Being an SRE is a tough (if rewarding) job on any day of the year. But it’s especially challenging on Black Friday and Cyber Monday, the post-Thanksgiving event that has become the biggest online shopping day of the year. We'll focus on calling it Cyber Monday throughout this guide.
And for 2021, Cyber Monday promises to include not just the standard challenges associated with massive spikes in traffic, but also a spike in cybersecurity attacks, which the FBI expects to surge in frequency this holiday season. And although security may not be SREs’ main job, they’ll be expected to assist security and DevSecOps teams in confronting the reliability threats that hackers pose.
So, those are the problems SREs face heading into Cyber Monday 2021 and beyond. For solutions, let’s take a look at six best practices for managing the reliability and security challenges that loom this holiday season.
Assess your Cyber Monday stress
The first step in preparing for Cyber Monday is evaluating how much stress the holiday is likely to place on the systems you support.
Obviously, online retailers -- especially those that sell tech products -- will face the biggest increase in load during the Cyber Monday shopping surge.
Businesses that don’t sell things online are less likely to see a major peak in traffic. That said, the fact that Cyber Monday brings more people online in general can increase demand across the board. Don’t assume, then, that Cyber Monday will be business as usual for you just because your business isn’t a retailer.
Configure auto-scaling -- including for Kubernetes
You probably already know that you can configure auto-scaling for cloud VMs in order to help them accommodate a spike in demand.
But did you know that you may also be able to auto-scale Kubernetes clusters? Kubernetes auto-scaling features let you add nodes to your clusters so that they can support a higher load.
Not all Kubernetes distributions support auto-scaling, but most of the cloud-based managed Kubernetes distros do. (You can find details about what each major Kubernetes service supports in our blog on choosing a Kubernetes distro for SREs.) If you use Kubernetes, and auto-scaling is available, be sure to take advantage of it to help manage the Cyber Monday surge.
Distribute your distributed infrastructure even more
Adding more redundancy to your infrastructure is another relatively simple and highly effective way to prepare for Cyber Monday load increases. It may also help protect against DDoS attacks, should they target your environment (or your cloud host) during the event.
So, consider adding another availability zone or region to your cloud, if you have the time to configure it before Cyber Monday is here. You could also move VM or container images to another region (or an entirely different cloud) so that they’re on hand in case you need to spin them up in response to a failure in another region or cloud.
Double down on your incident response plan
It’s a pretty safe bet that something will go wrong with your applications or infrastructure over the course of Cyber Monday. But how wrong it goes depends on how quickly and effectively you can respond.
Toward that end, now is the time to verify that you have incident response playbooks in place.

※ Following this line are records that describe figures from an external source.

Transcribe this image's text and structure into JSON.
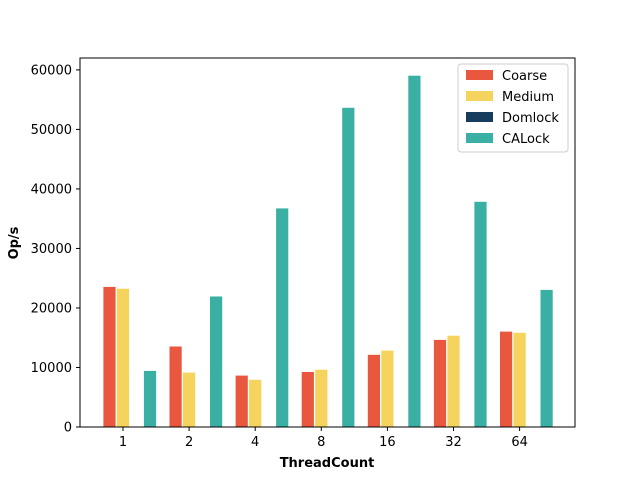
{
  "chart_data": {
    "type": "bar",
    "title": "",
    "xlabel": "ThreadCount",
    "ylabel": "Op/s",
    "categories": [
      "1",
      "2",
      "4",
      "8",
      "16",
      "32",
      "64"
    ],
    "ylim": [
      0,
      62000
    ],
    "yticks": [
      "0",
      "10000",
      "20000",
      "30000",
      "40000",
      "50000",
      "60000"
    ],
    "ytick_values": [
      0,
      10000,
      20000,
      30000,
      40000,
      50000,
      60000
    ],
    "grid": false,
    "legend_position": "top-right",
    "series": [
      {
        "name": "Coarse",
        "color": "#e9573f",
        "values": [
          23600,
          13600,
          8700,
          9300,
          12200,
          14700,
          16100
        ]
      },
      {
        "name": "Medium",
        "color": "#f6d35c",
        "values": [
          23300,
          9200,
          8000,
          9700,
          12900,
          15400,
          15900
        ]
      },
      {
        "name": "Domlock",
        "color": "#163c5e",
        "values": [
          0,
          0,
          0,
          0,
          0,
          0,
          0
        ]
      },
      {
        "name": "CALock",
        "color": "#3aafa3",
        "values": [
          9500,
          22000,
          36800,
          53700,
          59100,
          37900,
          23100
        ]
      }
    ]
  }
}
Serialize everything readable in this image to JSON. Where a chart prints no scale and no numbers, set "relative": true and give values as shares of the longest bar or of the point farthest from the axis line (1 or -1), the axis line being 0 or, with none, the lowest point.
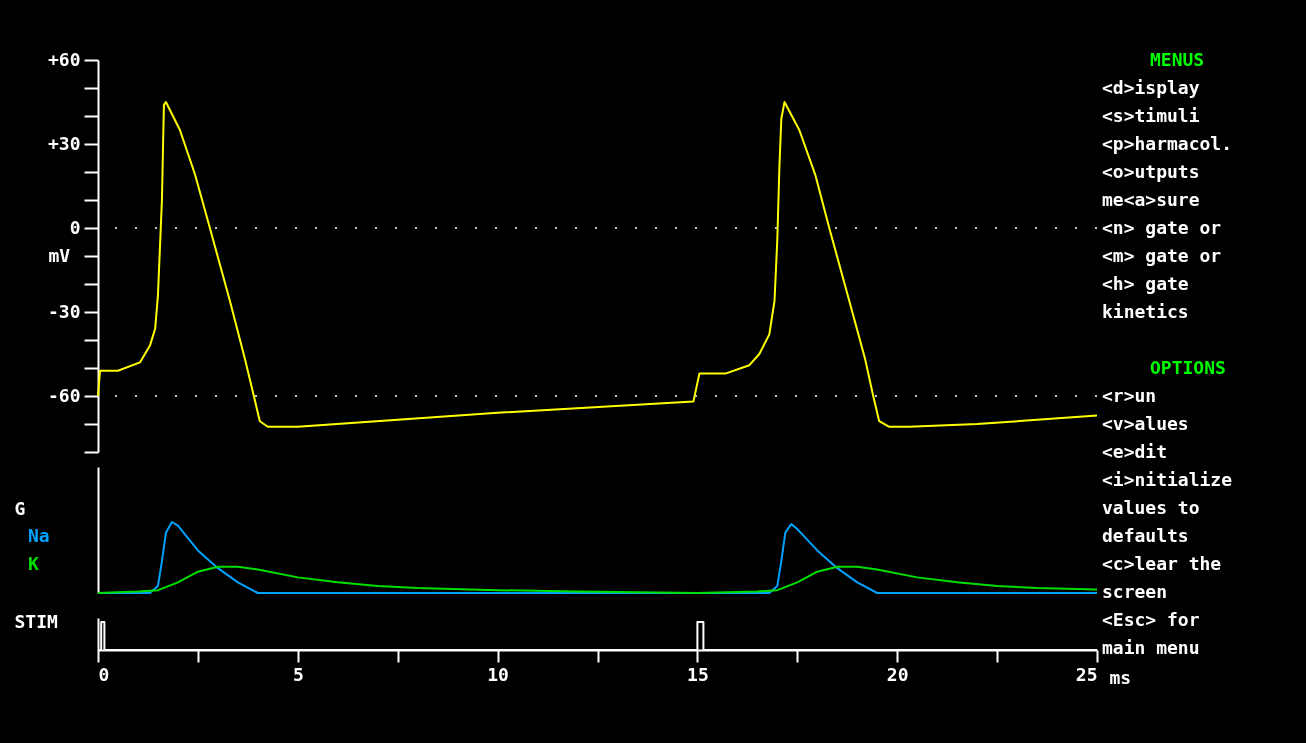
{
  "chart_data": [
    {
      "type": "line",
      "ylabel": "mV",
      "xlim": [
        0,
        25
      ],
      "ylim": [
        -80,
        60
      ],
      "tick_labels": "y",
      "grid": false,
      "marker": "none",
      "yticks": [
        {
          "value": 60,
          "label": "+60"
        },
        {
          "value": 50,
          "label": null
        },
        {
          "value": 40,
          "label": null
        },
        {
          "value": 30,
          "label": "+30"
        },
        {
          "value": 20,
          "label": null
        },
        {
          "value": 10,
          "label": null
        },
        0,
        {
          "value": -10,
          "label": null
        },
        {
          "value": -20,
          "label": null
        },
        -30,
        {
          "value": -40,
          "label": null
        },
        {
          "value": -50,
          "label": null
        },
        -60,
        {
          "value": -70,
          "label": null
        },
        {
          "value": -80,
          "label": null
        }
      ],
      "ref_lines": [
        {
          "axis": "y",
          "value": 0,
          "color": "#c0c0c0",
          "line_style": "dotted"
        },
        {
          "axis": "y",
          "value": -60,
          "color": "#c0c0c0",
          "line_style": "dotted"
        }
      ],
      "series": [
        {
          "color": "#ffff00",
          "x": [
            0,
            0.05,
            0.5,
            1.05,
            1.3,
            1.43,
            1.5,
            1.55,
            1.6,
            1.63,
            1.65,
            1.7,
            2.05,
            2.43,
            2.8,
            3.3,
            3.68,
            3.9,
            4.05,
            4.25,
            5,
            10,
            14.9,
            15.05,
            15.7,
            16.3,
            16.55,
            16.8,
            16.93,
            17.0,
            17.05,
            17.1,
            17.18,
            17.55,
            17.95,
            18.3,
            18.8,
            19.2,
            19.4,
            19.55,
            19.8,
            20.3,
            22,
            25
          ],
          "values": [
            -60,
            -51,
            -51,
            -48,
            -42,
            -36,
            -24,
            -7,
            10,
            31,
            44,
            45,
            35,
            19,
            0,
            -26,
            -47,
            -60,
            -69,
            -71,
            -71,
            -66,
            -62,
            -52,
            -52,
            -49,
            -45,
            -38,
            -26,
            -4,
            21,
            39,
            45,
            35,
            19,
            0,
            -26,
            -47,
            -60,
            -69,
            -71,
            -71,
            -70,
            -67
          ]
        }
      ]
    },
    {
      "type": "line",
      "ylabel": "G",
      "xlim": [
        0,
        25
      ],
      "relative": true,
      "tick_labels": false,
      "series": [
        {
          "name": "Na",
          "color": "#00a2ff",
          "x": [
            0,
            1.3,
            1.5,
            1.6,
            1.7,
            1.85,
            2.0,
            2.5,
            3.0,
            3.5,
            4.0,
            15,
            16.8,
            17.0,
            17.1,
            17.2,
            17.35,
            17.5,
            18.0,
            18.5,
            19.0,
            19.5,
            25
          ],
          "values": [
            0,
            0,
            0.1,
            0.45,
            0.85,
            1,
            0.95,
            0.6,
            0.35,
            0.15,
            0,
            0,
            0,
            0.1,
            0.45,
            0.85,
            0.97,
            0.9,
            0.6,
            0.35,
            0.15,
            0,
            0
          ]
        },
        {
          "name": "K",
          "color": "#00e000",
          "x": [
            0,
            1.0,
            1.5,
            2.0,
            2.5,
            3.0,
            3.5,
            4.0,
            5.0,
            6.0,
            7.0,
            8.0,
            10.0,
            12.0,
            15.0,
            16.5,
            17.0,
            17.5,
            18.0,
            18.5,
            19.0,
            19.5,
            20.5,
            21.5,
            22.5,
            23.5,
            25
          ],
          "values": [
            0,
            0.02,
            0.04,
            0.15,
            0.3,
            0.37,
            0.37,
            0.33,
            0.22,
            0.15,
            0.1,
            0.07,
            0.04,
            0.02,
            0,
            0.02,
            0.04,
            0.15,
            0.3,
            0.37,
            0.37,
            0.33,
            0.22,
            0.15,
            0.1,
            0.07,
            0.05
          ]
        }
      ]
    },
    {
      "type": "line",
      "ylabel": "STIM",
      "xlabel": "ms",
      "xlim": [
        0,
        25
      ],
      "relative": true,
      "tick_labels": "x",
      "xticks": [
        0,
        {
          "value": 2.5,
          "label": null
        },
        5,
        {
          "value": 7.5,
          "label": null
        },
        10,
        {
          "value": 12.5,
          "label": null
        },
        15,
        {
          "value": 17.5,
          "label": null
        },
        20,
        {
          "value": 22.5,
          "label": null
        },
        25
      ],
      "series": [
        {
          "color": "#ffffff",
          "x": [
            0,
            0.08,
            0.08,
            0.16,
            0.16,
            15,
            15,
            15.15,
            15.15,
            25
          ],
          "values": [
            0,
            0,
            1,
            1,
            0,
            0,
            1,
            1,
            0,
            0
          ]
        }
      ]
    },
    {
      "type": "other",
      "title": "MENUS",
      "annotations": [
        "<d>isplay",
        "<s>timuli",
        "<p>harmacol.",
        "<o>utputs",
        "me<a>sure",
        "<n> gate or",
        "<m> gate or",
        "<h> gate",
        "kinetics"
      ]
    },
    {
      "type": "other",
      "title": "OPTIONS",
      "annotations": [
        "<r>un",
        "<v>alues",
        "<e>dit",
        "<i>nitialize",
        "values to",
        "defaults",
        "<c>lear the",
        "screen",
        "<Esc> for",
        "main menu"
      ]
    }
  ]
}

Equally important is ensuring you have an incident response platform that helps you manage incidents quickly and efficiently.
Verify your backups
Along similar lines, the lead up to Cyber Monday is an excellent time to make sure you’re systematically backing up critical data.
Remember, too, to make sure that your backup data is stored in a location where it will remain intact if production systems fail -- or, worse, if they are hacked. To maximize the chances of speedy recovery in the event of the latter scenario, consider “air gapping” your backup data, which means disconnecting it from the network so that remote attackers can’t touch it.
Engineer some chaos
Chaos engineering can help you detect unanticipated reliability issues at any time of year. But it’s especially helpful in preparing for Cyber Monday, when your sites will likely be under higher stress than usual.
So, if you haven’t performed any chaos engineering lately, grab yourself a chaos engineering tool and kick the tires of your system before actually users do.
Cyber Monday may create special reliability stresses. But it doesn’t have to lead to reliability failures. With the right plans and tools in place, SREs can prepare their environments to handle whatever Cyber Monday brings -- from traffic surges to DDoS attacks and beyond.